Tuesday, August 09, 2005

The Funnel

I haven’t blogged in a while. I apologize for that. Though nobody has left comments, I know people do read this. When I write an entry, I want to make sure it’s relevant – and inspired.

Tonight I was working on some sales materials for an upcoming business expo. I bought a booth, and it’s going to be an adventure just preparing for the thing. I need new brochures! Pens! Taglines! Gimmicks!

While brainstorming, I thought about the last few meetings I’ve had with prospects and clients. One of them, a graphic designer, asked me to name my specialty. On the spot, I had to decide what it was I did best – brochures? Articles? Advertising copy? I knew that whatever I named would be how he remembered me. He’d think of me as “the newsletter writer” or “the brochure writer” and I didn’t want to be pigeonholed.

Sometimes specializing is a good thing, mind you. But there is such a thing as being too specific. I don’t do graphic design, photography, telemarketing, grant writing, or any number of tasks marginally related to copywriting. I can subcontract them and manage them, but I don’t do them myself. When it comes to copywriting jobs, though, why can’t I “specialize” in more than one field? Clients need more than one thing written, usually, and it gets boring just doing press releases or sales letters all the time.

So what I told her was that I specialize in “distillery.”

When we were in high school and college, we were told to write a 2,000-word essay on the topic of choice. In order to minimize our research and maximize our grade, we learned to be verbose. We were proud of it, in fact. We threw in $100 words to impress the professors, plus lots of extra modifiers and adverbs. As we progressed through our degrees, we learned the “educated” writing style, which approaches excruciating detail.

I did it too.

But the real world works differently. People don’t read unless they’re hooked into doing it.

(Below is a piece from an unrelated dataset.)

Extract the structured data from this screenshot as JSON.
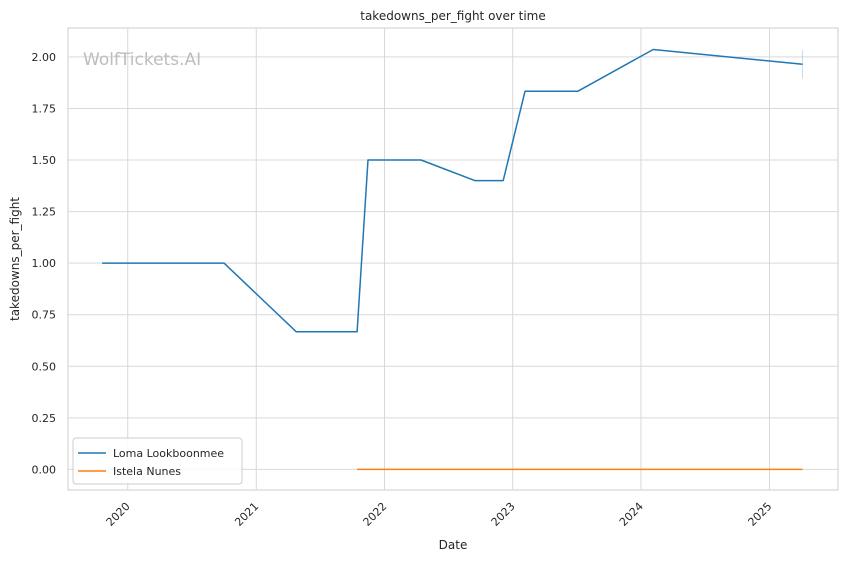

In the marketing world, you’re not “graded” on how many words you write, but how few. If your message is 20 words long, can you say it in 10? Condense that to 5 words, and you’ve got a chance of being noticed. A message that’s more complex, such as a news article, has to conform to available space. Before you get too comfortable with brevity, though, consider that the small size doesn’t mean it’s short on information. A good article, brochure, tagline, or any other real-world marketing piece is like a can of sardines or a good cigar – packed with substance.

Most of the time, the substance isn’t a problem – it’s the packing. One marketing employee can come up with pages of stuff, and five give you more. Smart people have a lot to say. I’m the funnel that you pour it into – and the condensed message comes out.

The message isn’t just condensed, but customized, optimized, and targeted. It’s about crushing a pound of carbon into a tiny diamond.

Tagline: Words That Work As Hard As You Do.

1 Comments:

At 10:57 AM, Barry W. Morris said...

Pamela,
I just discovered your blog after reading a post on the wellfed forum.

I had a thought about your musings on "specialities."

PB continually states throughout TWFW- BFS that most sucessful independent professionals are specialists; i.e., they serve a particular market sector, profession, or group.

I believe that when we find a niche, and we decide to become the 'leader' in that niche, we will attract all the business we can handle.

I've tweaked my original business as a FLCW into a consultant practice that teaches independent professionals and small businesses how to obtain greater visibility and I'm dong it with my writing skills. Kind of an undercover copywriter.

Good luck on the trade booth; I'd love to hear how it goes for you.